Il me semble que l’ordre social postsoviétique ukrainien avant l’agression de Poutine était à bien des égards similaire à l’ordre social russe des années 1990 : le même pouvoir des oligarques qui capturaient de manière douteuse les richesses nationales du pays, la même influence de l’Occident — en premier lieu des Américains — sur la politique intérieure et étrangère du pays, et la même montée, bien que plutôt marginale, des adeptes des tendances politiques d’extrême droite (en Russie, suivi du modèle du fascisme italien, et en Ukraine du nazisme allemand).

En Russie, en ce qui concerne l’extrême droite, il s’est passé quelque chose de très différent qu’en Ukraine : ce ne sont pas les organisations d’extrême droite (comme Secteur droit et Corps national/Azov) et leurs dirigeants qui ont obtenu de l’influence (il ne pouvait pas être question de leurs détachements armés en Russie [7]), mais leurs idées. Peu à peu, avec l’avancée de l’OTAN vers l’Est et son approche des frontières russes, l’influence des idées de l’extrême droite fasciste russe sur le président Poutine n’a fait que s’intensifier [8]. Poutine a évolué dans ses préférences politiques, passant du désir d’adhérer à l’OTAN à la confrontation militaire entre la Russie et les États-Unis dans le monde entier. En ce sens, on pourrait dire que le Poutine, qui a attaqué l’Ukraine, est en grande partie le produit de la politique américaine.

Avant le 24 février 2022, il y avait un certain nombre d’incertitudes dans la définition de l’identité nationale des Ukrainiens, l’une de ces incertitudes tenant à leur attitude envers leur passé soviétique. Certains d’entre eux — principalement à l’ouest de l’Ukraine — le considéraient comme une occupation russe ; d’autres — majoritairement à l’est — n’étaient pas du tout d’accord avec cela. L’invasion russe a poussé ce désaccord à la périphérie des préoccupations des Ukrainiens presque partout dans le pays, et actuellement l’élément déterminant de l’identité nationale ukrainienne est devenu leur désir commun de défendre leur indépendance vis-à-vis de la Russie et leur réticence à voir chez eux l’ordre social existant dans la Russie actuelle.

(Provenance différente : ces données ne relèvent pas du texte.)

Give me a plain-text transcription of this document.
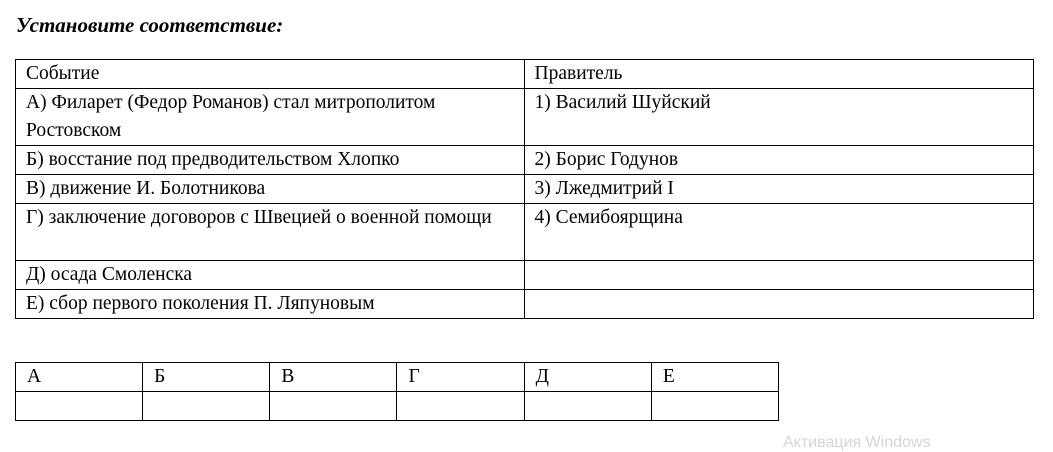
Установите соответствие:
Событие	Правитель
А) Филарет (Федор Романов) стал митрополитом Ростовском	1) Василий Шуйский
Б) восстание под предводительством Хлопко	2) Борис Годунов
В) движение И. Болотникова	3) Лжедмитрий I
Г) заключение договоров с Швецией о военной помощи	4) Семибоярщина
Д) осада Смоленска	
Е) сбор первого поколения П. Ляпуновым	
А	Б	В	Г	Д	Е

Активация Windows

La guerre montre que les ordres sociaux existants, à la fois en Occident, en Russie et en Ukraine, devraient être remplacés par ceux qui correspondent bien mieux à la nature humaine, les changements à apporter devant être fondés sur une idéologie qui privilégie la créativité et la solidarité plutôt que la consommation ou une idéologie basée sur la violence au service du maintien au pouvoir de quelques-uns et l’asservissement de la grande majorité de la population.

Après la fin de la Seconde Guerre mondiale dans laquelle l’URSS a joué un rôle crucial, l’autorité du marxisme en Occident en tant qu’idéologie soviétique officielle était très élevée, en particulier en France et en Italie. Après la disparition de l’URSS, cette autorité a fortement chuté. Il y a encore beaucoup de gens qui associent le marxisme dans leur analyse des ordres sociaux existants et qui aimeraient fonder à nouveau la réforme de ces ordres sociaux sur cette idéologie. On peut aisément démontrer que le recours au marxisme est totalement improductif.

Marx était contre non seulement le capitalisme, mais aussi contre l’existence de communautés de paiement, c’est-à-dire contre, si on utilise sa terminologie, la production marchande en général, dont le rejet signifie en réalité l’abolition de l’existence de l’institution de la monnaie. Il ressort de ses « Manuscrits de 1844 (économie politique & philosophie) » qu’il était également opposé au travail salarié en général, car il y voyait la cause de « l’aliénation » (en allemand : « Entfremdung »).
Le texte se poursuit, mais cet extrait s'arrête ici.